I feel like a bud about to bloom.

Me and Anthony got together when I was 17. We’ve known each other since the 8th grade. I fell in love with him the moment he walked in my science class, with curly hair like Jim Morrison, the most handsome smile, and a skateboard.

Anthony has been wearing the camo hood every day since I’ve finished it. It lays perfectly on his back when it’s not on his head and with yarn i didn’t fasten off, he had tied it like a button so it secured under his chin. I’m thinking of how to attach the scarf and where exactly. Measurements. I may make the hood detachable and add some stash pockets to the scarf. ❤

We’ve been together for 7 years. I’ve changed so much. I’m older in the face, I can tell, looking at facebook pictures of myself from 2010. Now, 6 years later, I’ve still got red hair. It’s taken a long time to grow out. I am a splitting image of my mother, so i know exactly what I’ll look like. Like my mom, only with hooked pillows and many needle projects. And suddenly I felt like I was taking a long hard look at myself, and couldn’t believe that Anthony still wants to be with me. That he still loves my body as it grows.

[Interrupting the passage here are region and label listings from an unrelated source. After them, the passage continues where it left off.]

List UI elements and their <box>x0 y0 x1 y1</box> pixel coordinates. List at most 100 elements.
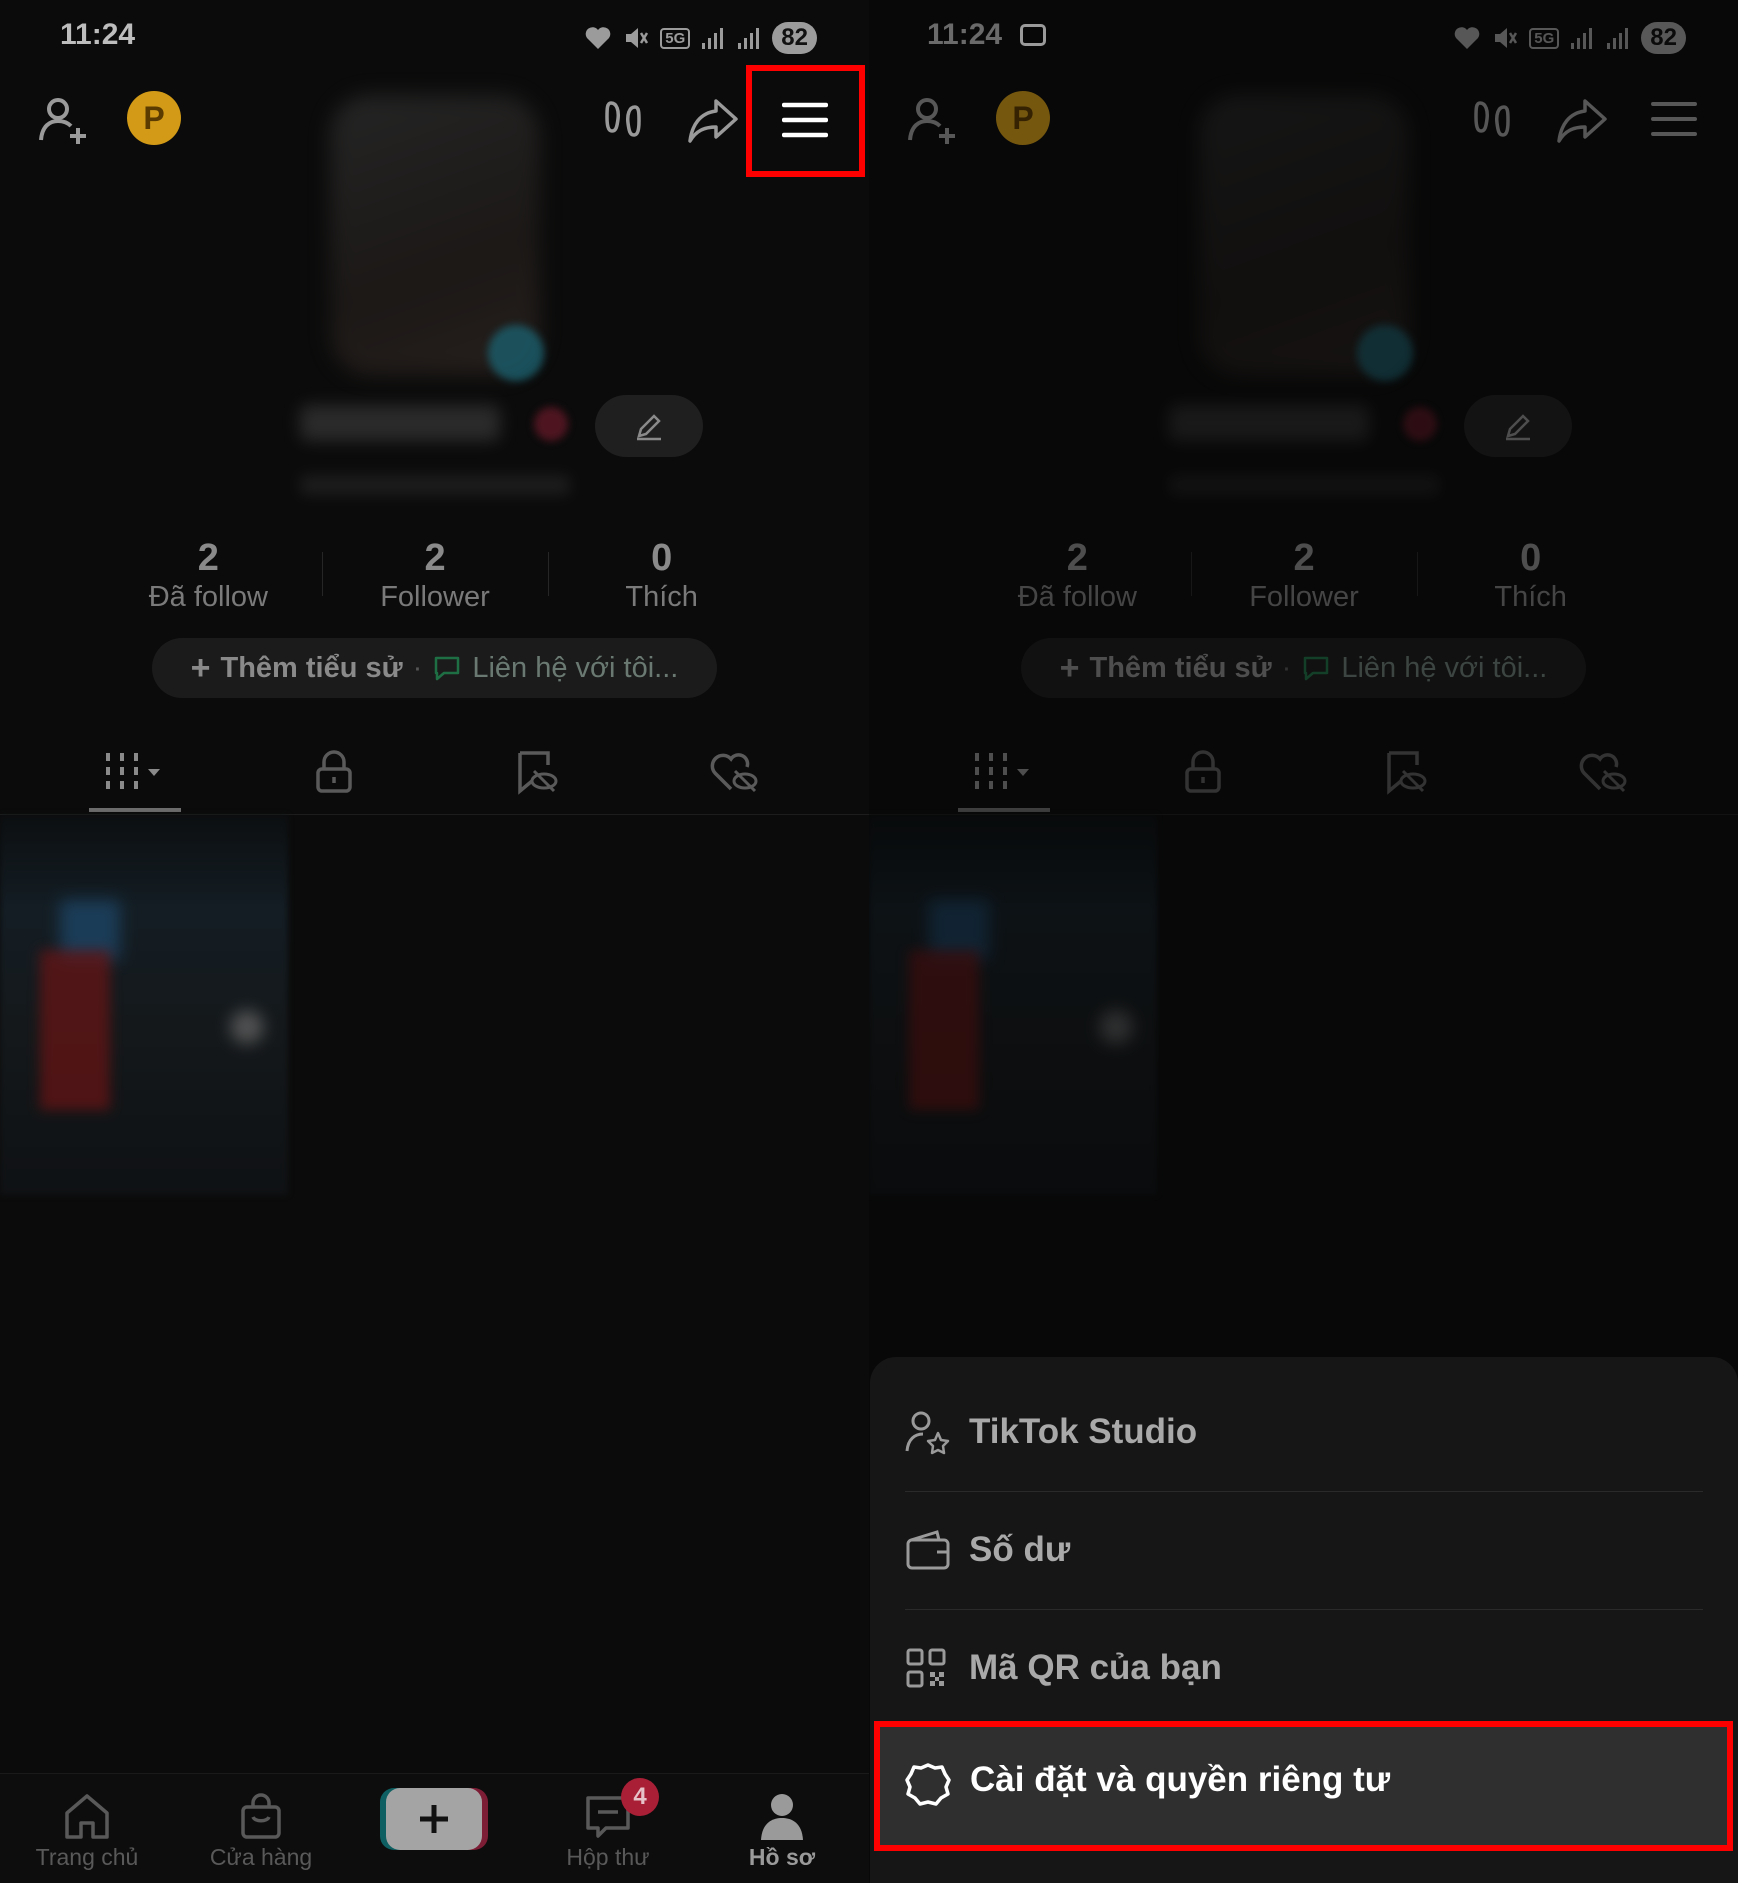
stat-followers[interactable]: 2 Follower <box>321 536 549 626</box>
add-friend-button[interactable] <box>36 92 92 148</box>
add-friend-button[interactable] <box>905 92 961 148</box>
contact-button[interactable]: Liên hệ với tôi... <box>472 652 678 685</box>
bio-actions: + Thêm tiểu sử · Liên hệ với tôi... <box>1021 638 1586 698</box>
status-icons: 5G 82 <box>1453 20 1686 56</box>
menu-item-qr-code[interactable]: Mã QR của bạn <box>905 1609 1703 1727</box>
nav-label: Hồ sơ <box>748 1844 816 1870</box>
home-icon <box>65 1794 109 1839</box>
heart-hidden-icon <box>710 753 758 793</box>
name-badge <box>534 407 568 441</box>
menu-item-label: TikTok Studio <box>969 1412 1198 1451</box>
nav-home[interactable]: Trang chủ <box>12 1774 162 1883</box>
bookmark-hidden-icon <box>1387 751 1427 795</box>
stat-likes[interactable]: 0 Thích <box>548 536 775 626</box>
stat-value: 0 <box>651 537 673 579</box>
thumbnail-detail <box>230 1010 264 1044</box>
lock-icon <box>316 750 352 793</box>
stat-value: 2 <box>1066 537 1088 579</box>
heart-hidden-icon <box>1579 753 1627 793</box>
profile-tabs <box>869 730 1738 815</box>
mute-icon <box>1495 28 1518 48</box>
chat-bubble-icon <box>435 656 460 681</box>
nav-inbox[interactable]: 4 Hộp thư <box>533 1774 683 1883</box>
thumbnail-detail <box>1099 1010 1133 1044</box>
stat-value: 2 <box>424 537 446 579</box>
add-user-icon <box>908 98 955 144</box>
add-bio-button[interactable]: Thêm tiểu sử <box>1090 652 1272 685</box>
tab-videos[interactable] <box>75 730 195 814</box>
screen-record-icon <box>1020 24 1046 46</box>
plus-icon: + <box>190 648 211 687</box>
wallet-icon <box>906 1530 950 1570</box>
share-button[interactable] <box>1553 92 1611 148</box>
signal-icon <box>1607 28 1629 49</box>
mute-icon <box>626 28 649 48</box>
tab-saved[interactable] <box>476 730 596 814</box>
grid-dropdown-icon <box>975 753 1029 789</box>
menu-item-label: Số dư <box>969 1530 1071 1569</box>
profile-stats: 2 Đã follow 2 Follower 0 Thích <box>964 536 1644 626</box>
active-tab-indicator <box>89 808 181 812</box>
stat-value: 2 <box>197 537 219 579</box>
stat-label: Follower <box>380 581 490 613</box>
profile-name <box>1169 405 1369 441</box>
heart-icon <box>585 27 611 49</box>
nav-shop[interactable]: Cửa hàng <box>186 1774 336 1883</box>
nav-profile[interactable]: Hồ sơ <box>707 1774 857 1883</box>
stat-followers[interactable]: 2 Follower <box>1190 536 1418 626</box>
add-avatar-badge <box>488 325 544 381</box>
create-button[interactable] <box>386 1788 482 1850</box>
profile-stats: 2 Đã follow 2 Follower 0 Thích <box>95 536 775 626</box>
stat-value: 0 <box>1520 537 1542 579</box>
status-icons: 5G 82 <box>584 20 817 56</box>
tab-private[interactable] <box>274 730 394 814</box>
stat-following[interactable]: 2 Đã follow <box>964 536 1191 626</box>
thumbnail-detail <box>909 950 979 1110</box>
bio-separator: · <box>1281 651 1292 684</box>
coin-p-icon[interactable]: P <box>127 91 181 145</box>
menu-item-label: Mã QR của bạn <box>969 1648 1222 1687</box>
profile-handle <box>300 475 570 495</box>
profile-handle <box>1169 475 1439 495</box>
nav-label: Trang chủ <box>35 1844 139 1870</box>
thumbnail-detail <box>40 950 110 1110</box>
stat-value: 2 <box>1293 537 1315 579</box>
tab-videos[interactable] <box>944 730 1064 814</box>
tab-saved[interactable] <box>1345 730 1465 814</box>
bookmark-hidden-icon <box>518 751 558 795</box>
plus-icon: + <box>1059 648 1080 687</box>
stat-following[interactable]: 2 Đã follow <box>95 536 322 626</box>
signal-icon <box>1571 28 1593 49</box>
chat-bubble-icon <box>1304 656 1329 681</box>
tab-private[interactable] <box>1143 730 1263 814</box>
footprints-button[interactable] <box>1467 94 1521 148</box>
lock-icon <box>1185 750 1221 793</box>
share-icon <box>1557 99 1607 143</box>
stat-label: Follower <box>1249 581 1359 613</box>
contact-button[interactable]: Liên hệ với tôi... <box>1341 652 1547 685</box>
status-time: 11:24 <box>927 18 1003 51</box>
profile-tabs <box>0 730 869 815</box>
tab-liked[interactable] <box>674 730 794 814</box>
highlight-box <box>874 1721 1733 1851</box>
pencil-icon <box>637 414 661 441</box>
add-bio-button[interactable]: Thêm tiểu sử <box>221 652 403 685</box>
coin-p-icon[interactable]: P <box>996 91 1050 145</box>
stat-label: Đã follow <box>148 581 268 613</box>
share-button[interactable] <box>684 92 742 148</box>
hamburger-menu-icon <box>1651 102 1697 136</box>
menu-button[interactable] <box>1649 96 1699 142</box>
tab-liked[interactable] <box>1543 730 1663 814</box>
stat-label: Thích <box>1494 581 1567 613</box>
footprints-icon <box>605 101 641 137</box>
inbox-badge: 4 <box>621 1778 659 1816</box>
active-tab-indicator <box>958 808 1050 812</box>
battery-level: 82 <box>772 22 817 54</box>
stat-likes[interactable]: 0 Thích <box>1417 536 1644 626</box>
menu-item-tiktok-studio[interactable]: TikTok Studio <box>905 1373 1703 1492</box>
menu-item-balance[interactable]: Số dư <box>905 1491 1703 1610</box>
stat-label: Đã follow <box>1017 581 1137 613</box>
edit-profile-button[interactable] <box>595 395 703 457</box>
footprints-button[interactable] <box>598 94 652 148</box>
edit-profile-button[interactable] <box>1464 395 1572 457</box>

I’m so happy that he’s been with me through everything, because I still don’t have much. I’m not the person I thought I was, 7 years ago. But he says he is happy, that he loves our little home, that we have a nice place to sleep and good jobs, that we have money. He still loves me. And I’ve never loved him more, I’ll never forget all the times we spent together, or how passionate our love has always been. It’s not always been roses, but that’s what I’m saying. How lucky am I to have Anthony even without any roses?

“I want to rest in your light.” With sounds like Queen, this easily became our song. Just oozing with love right now for my best friend and soulmate.